I am about six months into the submission process for my first short film, Lapse, and what I have learned thus far has been very valuable and very painful. The frustrating purity and ephemeral futility of hindsight can be a difficult cross to bear and a trying threshold to cross; my initiation into professional filmmaking has proven to be wrought with such wisdom gleaned from the consequences of missteps and misconceptions. This is not to say that I've only made mistakes, far from it, but it is to say that the road to acceptance is not a safe, clearly marked journey.
My short film has been accepted to one festival out of the seven I've heard from so far. It was accepted to the first festival I submitted to, creating a false and sudden sense of invincible destiny for my film and myself as a filmmaker. I've heard tell of the steep, almost insurmountable tsunami-like waves of disappointment filmmakers (artists of all mediums, in fact) have to face and endure to reach a place of practical recognition, let alone success. As artists we want our creations to be seen, experienced, shared. That is very much what submitting to festivals is all about: being seen and being accepted as artists, as filmmakers. But there are so many forces, people, situations, and opinions to be contended with to reach such a place, all operating beyond the direct influence of the individual filmmaker and therefore beyond his or her control.
The most difficult experience I've had by far in my filmmaking career has been the waiting... Waiting and hoping that some unknown individuals decide to accept in their film festivals the work of art that I have invested more time, effort, money, and soul in than any other personal creative endeavor in my life. That's a lot to put on one's shoulders and hold for months at a time, reinforcing every time another hope fails and another screener goes out.

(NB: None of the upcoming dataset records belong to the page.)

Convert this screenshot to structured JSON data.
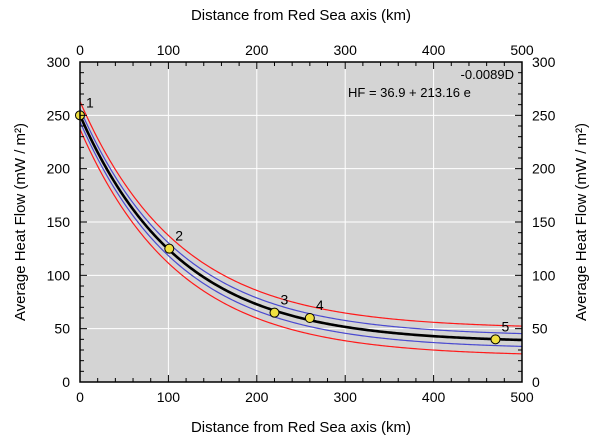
{
  "chart_data": {
    "type": "scatter",
    "xlabel": "Distance from Red Sea axis (km)",
    "ylabel": "Average Heat Flow (mW / m²)",
    "xlim": [
      0,
      500
    ],
    "ylim": [
      0,
      300
    ],
    "x_ticks": [
      0,
      100,
      200,
      300,
      400,
      500
    ],
    "y_ticks": [
      0,
      50,
      100,
      150,
      200,
      250,
      300
    ],
    "grid": true,
    "background": "#d4d4d4",
    "equation_lines": [
      "-0.0089D",
      "HF = 36.9 + 213.16 e"
    ],
    "fit": {
      "a": 36.9,
      "b": 213.16,
      "k": -0.0089,
      "color": "#000000"
    },
    "bands": [
      {
        "offset": -6,
        "color": "#4a4ad0"
      },
      {
        "offset": 6,
        "color": "#4a4ad0"
      },
      {
        "offset": -13,
        "color": "#ff1a1a"
      },
      {
        "offset": 13,
        "color": "#ff1a1a"
      }
    ],
    "points": [
      {
        "label": "1",
        "x": 0,
        "y": 250
      },
      {
        "label": "2",
        "x": 101,
        "y": 125
      },
      {
        "label": "3",
        "x": 220,
        "y": 65
      },
      {
        "label": "4",
        "x": 260,
        "y": 60
      },
      {
        "label": "5",
        "x": 470,
        "y": 40
      }
    ],
    "point_color": "#f0e040"
  }
}
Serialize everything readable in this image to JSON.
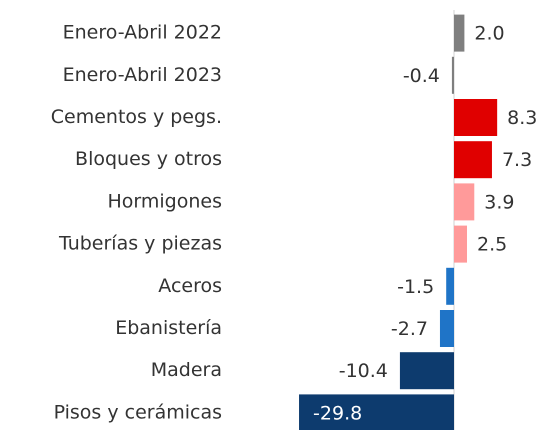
{
  "chart_data": {
    "type": "bar",
    "orientation": "horizontal",
    "categories": [
      "Enero-Abril 2022",
      "Enero-Abril 2023",
      "Cementos y pegs.",
      "Bloques y otros",
      "Hormigones",
      "Tuberías y piezas",
      "Aceros",
      "Ebanistería",
      "Madera",
      "Pisos y cerámicas"
    ],
    "values": [
      2.0,
      -0.4,
      8.3,
      7.3,
      3.9,
      2.5,
      -1.5,
      -2.7,
      -10.4,
      -29.8
    ],
    "value_labels": [
      "2.0",
      "-0.4",
      "8.3",
      "7.3",
      "3.9",
      "2.5",
      "-1.5",
      "-2.7",
      "-10.4",
      "-29.8"
    ],
    "colors": [
      "#7f7f7f",
      "#7f7f7f",
      "#e00000",
      "#e00000",
      "#ff9a9a",
      "#ff9a9a",
      "#1f74c7",
      "#1f74c7",
      "#0d3b6e",
      "#0d3b6e"
    ]
  }
}
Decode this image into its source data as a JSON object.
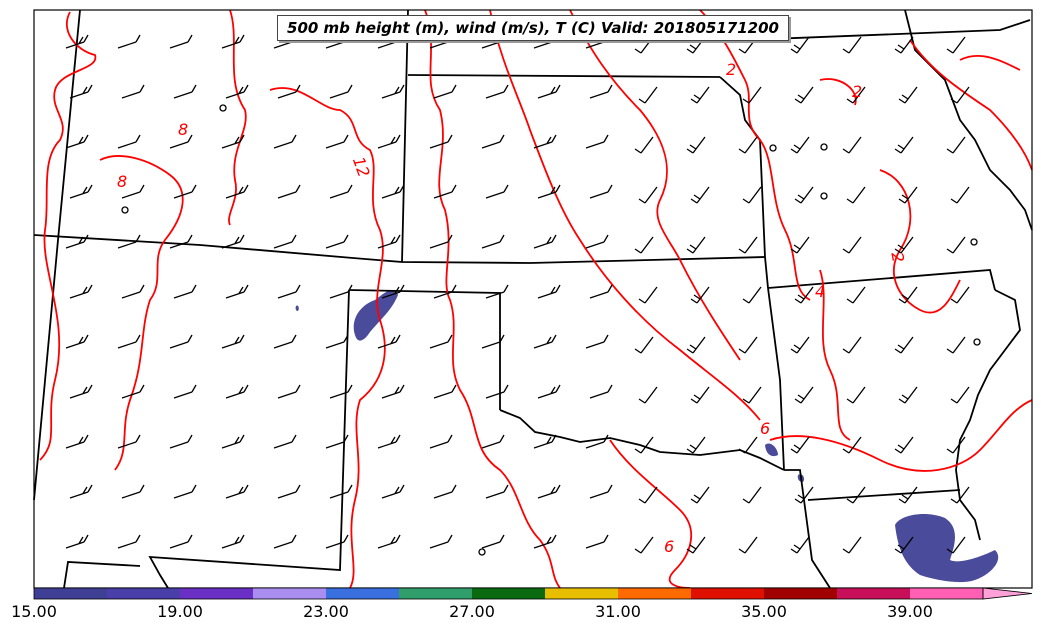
{
  "title": "500 mb height (m), wind (m/s), T (C) Valid: 201805171200",
  "colorbar": {
    "tick_labels": [
      "15.00",
      "19.00",
      "23.00",
      "27.00",
      "31.00",
      "35.00",
      "39.00"
    ],
    "colors": [
      "#3f3f96",
      "#4a3ea8",
      "#6a2fc4",
      "#a98ef0",
      "#3a6fe0",
      "#2f9e6a",
      "#0a6a10",
      "#e8bf00",
      "#ff6a00",
      "#e01000",
      "#a00000",
      "#c8105a",
      "#ff60b4",
      "#ffa0d8"
    ]
  },
  "contour_labels": [
    {
      "text": "8"
    },
    {
      "text": "8"
    },
    {
      "text": "12"
    },
    {
      "text": "2"
    },
    {
      "text": "2"
    },
    {
      "text": "2"
    },
    {
      "text": "4"
    },
    {
      "text": "6"
    },
    {
      "text": "6"
    }
  ],
  "colors": {
    "temperature_contour": "#ff0000",
    "jet_fill": "#4b4b9b",
    "boundaries": "#000000"
  }
}
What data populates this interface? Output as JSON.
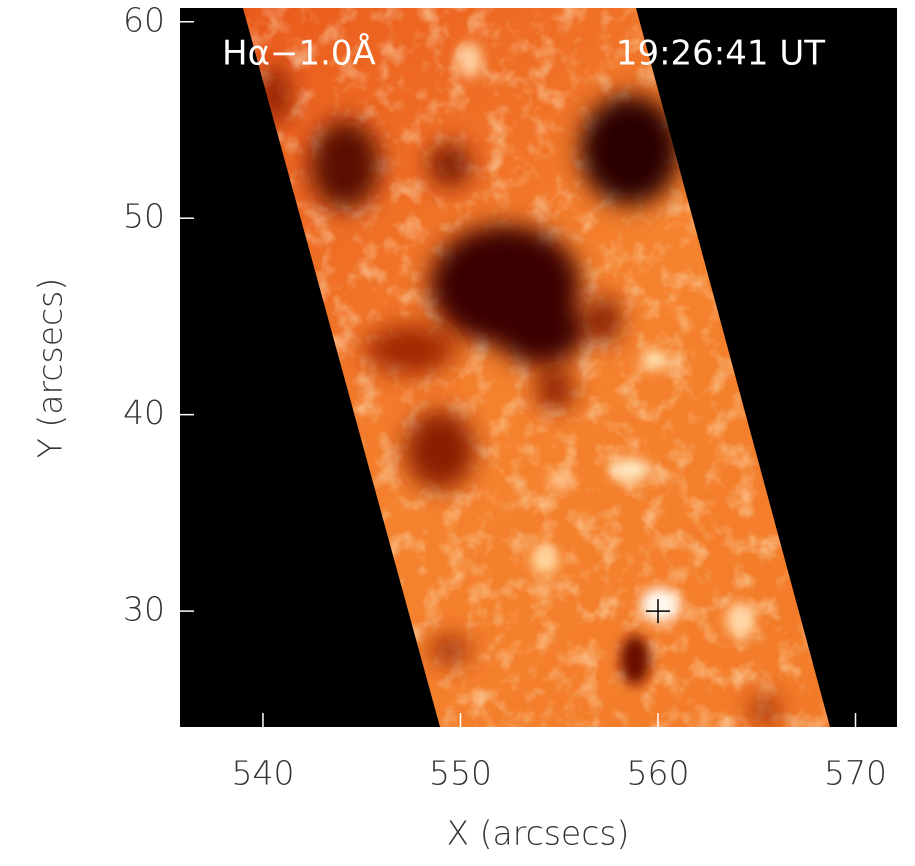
{
  "chart_data": {
    "type": "image",
    "annotations": [
      "Hα−1.0Å",
      "19:26:41 UT"
    ],
    "xlabel": "X (arcsecs)",
    "ylabel": "Y (arcsecs)",
    "xlim": [
      535.8,
      572.1
    ],
    "ylim": [
      24.1,
      60.7
    ],
    "xticks": [
      540,
      550,
      560,
      570
    ],
    "yticks": [
      30,
      40,
      50,
      60
    ],
    "points": {
      "x": [
        560
      ],
      "y": [
        30
      ],
      "color": "#000000"
    }
  }
}
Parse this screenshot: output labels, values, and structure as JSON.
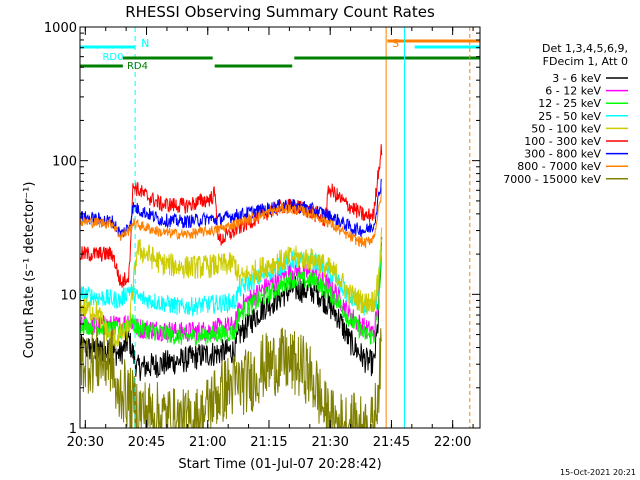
{
  "chart_data": {
    "type": "line",
    "title": "RHESSI Observing Summary Count Rates",
    "xlabel": "Start Time (01-Jul-07 20:28:42)",
    "ylabel": "Count Rate (s⁻¹ detector⁻¹)",
    "yscale": "log",
    "ylim": [
      1,
      1000
    ],
    "x_unit": "minutes after 20:28:42",
    "xlim": [
      0,
      98
    ],
    "x_ticks": [
      "20:30",
      "20:45",
      "21:00",
      "21:15",
      "21:30",
      "21:45",
      "22:00"
    ],
    "x_tick_positions": [
      1.3,
      16.3,
      31.3,
      46.3,
      61.3,
      76.3,
      91.3
    ],
    "y_ticks": [
      "1",
      "10",
      "100",
      "1000"
    ],
    "y_tick_values": [
      1,
      10,
      100,
      1000
    ],
    "grid": false,
    "legend_placement": "right",
    "legend_header": [
      "Det 1,3,4,5,6,9,",
      "FDecim 1, Att 0"
    ],
    "timestamp": "15-Oct-2021 20:21",
    "colors": {
      "background": "#ffffff",
      "axes": "#000000"
    },
    "series": [
      {
        "name": "3 - 6 keV",
        "color": "#000000",
        "noise": 0.1,
        "points": [
          [
            0,
            4.0
          ],
          [
            10,
            3.6
          ],
          [
            12,
            4.6
          ],
          [
            14,
            2.8
          ],
          [
            25,
            3.2
          ],
          [
            30,
            3.5
          ],
          [
            38,
            3.8
          ],
          [
            39,
            5.0
          ],
          [
            45,
            8.0
          ],
          [
            52,
            11.0
          ],
          [
            58,
            10.5
          ],
          [
            63,
            7.0
          ],
          [
            66,
            4.5
          ],
          [
            70,
            3.2
          ],
          [
            72,
            3.0
          ],
          [
            73,
            6.0
          ],
          [
            74,
            25
          ]
        ]
      },
      {
        "name": "6 - 12 keV",
        "color": "#ff00ff",
        "noise": 0.08,
        "points": [
          [
            0,
            6.0
          ],
          [
            10,
            5.8
          ],
          [
            12,
            6.5
          ],
          [
            14,
            5.6
          ],
          [
            25,
            5.2
          ],
          [
            30,
            5.3
          ],
          [
            38,
            5.8
          ],
          [
            39,
            8.0
          ],
          [
            45,
            11.0
          ],
          [
            52,
            15.0
          ],
          [
            58,
            14.0
          ],
          [
            63,
            10.0
          ],
          [
            66,
            7.0
          ],
          [
            70,
            5.5
          ],
          [
            72,
            5.2
          ],
          [
            73,
            8.0
          ],
          [
            74,
            30
          ]
        ]
      },
      {
        "name": "12 - 25 keV",
        "color": "#00ff00",
        "noise": 0.07,
        "points": [
          [
            0,
            6.0
          ],
          [
            10,
            5.3
          ],
          [
            12,
            6.5
          ],
          [
            14,
            5.6
          ],
          [
            25,
            4.8
          ],
          [
            30,
            4.9
          ],
          [
            38,
            5.2
          ],
          [
            39,
            7.2
          ],
          [
            45,
            9.5
          ],
          [
            52,
            13.0
          ],
          [
            58,
            12.5
          ],
          [
            63,
            9.0
          ],
          [
            66,
            6.5
          ],
          [
            70,
            5.0
          ],
          [
            72,
            4.8
          ],
          [
            73,
            7.0
          ],
          [
            74,
            25
          ]
        ]
      },
      {
        "name": "25 - 50 keV",
        "color": "#00ffff",
        "noise": 0.07,
        "points": [
          [
            0,
            10.0
          ],
          [
            10,
            9.0
          ],
          [
            12,
            11.0
          ],
          [
            14,
            9.5
          ],
          [
            25,
            8.0
          ],
          [
            30,
            8.3
          ],
          [
            38,
            8.8
          ],
          [
            39,
            11.0
          ],
          [
            45,
            14.0
          ],
          [
            52,
            18.0
          ],
          [
            58,
            17.5
          ],
          [
            63,
            12.5
          ],
          [
            66,
            9.5
          ],
          [
            70,
            8.0
          ],
          [
            72,
            7.8
          ],
          [
            73,
            10.0
          ],
          [
            74,
            30
          ]
        ]
      },
      {
        "name": "50 - 100 keV",
        "color": "#cccc00",
        "noise": 0.09,
        "points": [
          [
            0,
            8.0
          ],
          [
            4,
            7.5
          ],
          [
            8,
            4.5
          ],
          [
            12,
            5.5
          ],
          [
            14,
            22
          ],
          [
            20,
            17
          ],
          [
            25,
            16
          ],
          [
            30,
            16
          ],
          [
            38,
            17
          ],
          [
            39,
            13
          ],
          [
            45,
            16
          ],
          [
            52,
            19
          ],
          [
            58,
            18
          ],
          [
            63,
            14
          ],
          [
            66,
            10
          ],
          [
            70,
            8.5
          ],
          [
            72,
            9
          ],
          [
            73,
            12
          ],
          [
            74,
            30
          ]
        ]
      },
      {
        "name": "100 - 300 keV",
        "color": "#ff0000",
        "noise": 0.06,
        "points": [
          [
            0,
            20
          ],
          [
            8,
            20
          ],
          [
            10,
            12
          ],
          [
            12,
            14
          ],
          [
            13,
            65
          ],
          [
            16,
            55
          ],
          [
            20,
            47
          ],
          [
            26,
            46
          ],
          [
            32,
            52
          ],
          [
            33,
            57
          ],
          [
            34,
            25
          ],
          [
            40,
            33
          ],
          [
            45,
            40
          ],
          [
            50,
            46
          ],
          [
            55,
            44
          ],
          [
            60,
            36
          ],
          [
            61,
            62
          ],
          [
            65,
            48
          ],
          [
            70,
            38
          ],
          [
            72,
            40
          ],
          [
            73,
            80
          ],
          [
            74,
            130
          ]
        ]
      },
      {
        "name": "300 - 800 keV",
        "color": "#0000ff",
        "noise": 0.05,
        "points": [
          [
            0,
            38
          ],
          [
            8,
            35
          ],
          [
            10,
            28
          ],
          [
            12,
            32
          ],
          [
            13,
            45
          ],
          [
            20,
            36
          ],
          [
            26,
            35
          ],
          [
            32,
            37
          ],
          [
            33,
            36
          ],
          [
            40,
            40
          ],
          [
            45,
            43
          ],
          [
            50,
            47
          ],
          [
            55,
            45
          ],
          [
            60,
            40
          ],
          [
            63,
            36
          ],
          [
            67,
            31
          ],
          [
            70,
            30
          ],
          [
            72,
            33
          ],
          [
            73,
            50
          ],
          [
            74,
            75
          ]
        ]
      },
      {
        "name": "800 - 7000 keV",
        "color": "#ff8000",
        "noise": 0.04,
        "points": [
          [
            0,
            35
          ],
          [
            8,
            34
          ],
          [
            10,
            27
          ],
          [
            12,
            30
          ],
          [
            13,
            34
          ],
          [
            20,
            29
          ],
          [
            26,
            28
          ],
          [
            32,
            30
          ],
          [
            33,
            30
          ],
          [
            40,
            35
          ],
          [
            45,
            40
          ],
          [
            50,
            44
          ],
          [
            55,
            42
          ],
          [
            60,
            36
          ],
          [
            63,
            31
          ],
          [
            67,
            26
          ],
          [
            70,
            24
          ],
          [
            72,
            27
          ],
          [
            73,
            40
          ],
          [
            74,
            60
          ]
        ]
      },
      {
        "name": "7000 - 15000 keV",
        "color": "#808000",
        "noise": 0.25,
        "points": [
          [
            0,
            3.2
          ],
          [
            8,
            3.2
          ],
          [
            9,
            1.5
          ],
          [
            10,
            2.0
          ],
          [
            14,
            1.4
          ],
          [
            25,
            1.1
          ],
          [
            30,
            1.2
          ],
          [
            32,
            1.6
          ],
          [
            36,
            2.0
          ],
          [
            42,
            2.3
          ],
          [
            45,
            2.9
          ],
          [
            50,
            3.2
          ],
          [
            55,
            2.8
          ],
          [
            58,
            2.0
          ],
          [
            60,
            1.3
          ],
          [
            62,
            1.1
          ],
          [
            70,
            1.0
          ],
          [
            72,
            1.0
          ],
          [
            74,
            4.0
          ]
        ]
      }
    ],
    "markers": [
      {
        "label": "N",
        "color": "#00ffff",
        "line_color": "#00ffff",
        "dashed": true,
        "x": 13.5
      },
      {
        "label": "S",
        "color": "#ff8000",
        "line_color": "#ff8000",
        "dashed": false,
        "x": 75.0
      }
    ],
    "attenuator_levels": [
      {
        "label": "RD0",
        "color": "#00ffff"
      },
      {
        "label": "RD4",
        "color": "#008000"
      }
    ]
  }
}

All of this is to say... is to share the truth of the struggle against my most dreaded and dedicated foe: My Expectations. I chose to make a film not fully of my own will. That may sound like bullshit, but it is not. I felt compelled. I continue to feel compelled. All the while, through all my self-loathing, self-doubt, and self-absorption, I am keenly aware of the slow death of my ego in the face of my true path - one that is not safe, not clearly marked but wholeheartedly followed, sometimes consciously, sometimes not, regardless of the outcome.
So I continue to hope, continue to submit, continue to believe in what I know to be true: I am the happiest and the most helpful when I am creating, sharing, risking, and loving through the art that chose me: Filmmaking.
"Most people don’t know what they want or feel. And for everyone, myself included, It’s very difficult to say what you mean when what you mean is painful. The most difficult thing in the world is to reveal yourself, to express what you have to… As an artist, I feel that we must try many things – but above all, we must dare to fail. You must have the courage to be bad – to be willing to risk everything to really express it all."